What kinds of gameplay become possible when AI is part of the game itself, not just the production process?
James C. Kane: That is exactly what I am trying to emphasize in my work now. In Shadow of the Tsar, there is a drawing sequence where the player has to recreate runes they found in the environment. I trained a custom neural net whose only job is to turn on during that moment and identify whether the player has drawn a star, a lightning bolt, or a circle. The model is tiny, but it powers a real mechanic in the game. On the XR side, semantic understanding of the room opens even more possibilities. Once a system knows there is a laptop here and a lamp there, entirely new interactions start to become possible.
What do you think is the biggest challenge when publishing web games?
James C. Kane: Discovery is probably the biggest challenge of web gaming. Getting people to know your game exists and take the risk with their time to try it is difficult, and I would not claim I have fully solved it. A lot of it starts in pre-production. Before I even lock a concept, I am trying to line up partners and sponsors because I have to support myself while doing this work. Platform sponsorships have been one of the best routes for me. I also think a track record matters a lot. If your portfolio shows strong case studies and consistent quality, people can make a judgment about what your next project is likely to deliver.

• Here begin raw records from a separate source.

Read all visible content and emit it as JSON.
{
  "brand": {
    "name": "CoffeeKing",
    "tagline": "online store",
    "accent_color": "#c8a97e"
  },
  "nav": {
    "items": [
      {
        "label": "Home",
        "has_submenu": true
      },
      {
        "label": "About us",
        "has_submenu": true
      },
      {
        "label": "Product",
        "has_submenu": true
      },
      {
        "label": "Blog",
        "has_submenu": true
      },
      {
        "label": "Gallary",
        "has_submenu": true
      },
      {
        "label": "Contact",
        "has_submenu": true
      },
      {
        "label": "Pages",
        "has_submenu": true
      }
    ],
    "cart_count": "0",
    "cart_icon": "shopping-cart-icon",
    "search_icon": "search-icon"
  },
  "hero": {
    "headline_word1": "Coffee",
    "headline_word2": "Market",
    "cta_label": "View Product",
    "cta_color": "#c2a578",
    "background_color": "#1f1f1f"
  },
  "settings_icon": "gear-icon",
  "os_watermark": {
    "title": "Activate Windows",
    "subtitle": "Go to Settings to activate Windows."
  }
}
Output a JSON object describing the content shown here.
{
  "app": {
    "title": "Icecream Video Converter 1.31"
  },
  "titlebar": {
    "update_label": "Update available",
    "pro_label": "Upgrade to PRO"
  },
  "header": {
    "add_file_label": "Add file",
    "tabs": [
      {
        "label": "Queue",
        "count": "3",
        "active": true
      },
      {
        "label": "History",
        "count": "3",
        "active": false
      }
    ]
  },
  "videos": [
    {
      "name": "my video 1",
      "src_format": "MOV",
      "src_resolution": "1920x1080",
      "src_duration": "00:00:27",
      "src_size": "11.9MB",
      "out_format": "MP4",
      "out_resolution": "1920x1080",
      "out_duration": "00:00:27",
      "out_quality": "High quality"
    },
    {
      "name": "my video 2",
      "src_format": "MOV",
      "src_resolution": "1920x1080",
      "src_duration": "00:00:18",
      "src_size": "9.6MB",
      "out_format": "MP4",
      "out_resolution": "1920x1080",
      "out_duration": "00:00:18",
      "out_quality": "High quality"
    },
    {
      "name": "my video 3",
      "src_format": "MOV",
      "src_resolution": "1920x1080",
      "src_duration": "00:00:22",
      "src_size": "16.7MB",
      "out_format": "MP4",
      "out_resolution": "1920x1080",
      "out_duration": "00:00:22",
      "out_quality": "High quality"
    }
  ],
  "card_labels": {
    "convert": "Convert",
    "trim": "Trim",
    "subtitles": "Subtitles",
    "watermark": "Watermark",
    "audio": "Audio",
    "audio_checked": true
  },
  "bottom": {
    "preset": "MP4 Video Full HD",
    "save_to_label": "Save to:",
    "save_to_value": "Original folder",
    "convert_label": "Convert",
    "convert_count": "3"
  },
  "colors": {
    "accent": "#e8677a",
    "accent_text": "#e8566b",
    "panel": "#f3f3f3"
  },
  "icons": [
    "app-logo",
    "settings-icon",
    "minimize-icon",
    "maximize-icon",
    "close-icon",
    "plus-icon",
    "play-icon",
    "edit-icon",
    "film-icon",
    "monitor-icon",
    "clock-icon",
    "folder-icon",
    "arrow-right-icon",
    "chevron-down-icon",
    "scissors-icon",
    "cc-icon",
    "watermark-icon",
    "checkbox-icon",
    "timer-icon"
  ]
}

What are your thoughts on monetization, from ads to paid access?
James C. Kane: Ad driven monetization is an option, but it is not really what I want to do. A landing page full of ads can instantly create an impression of lower quality, and that first impression matters a lot to me. If I ever do ads, I would rather do them in a diegetic way, like a billboard inside a mini golf world. As for pay to play, my feeling right now is that reach matters more than direct monetization. Some of my WebXR games have been played by millions because Meta distributed them on the new tab page, and at this stage I care more that people try the work and come back than extracting a dollar from each user.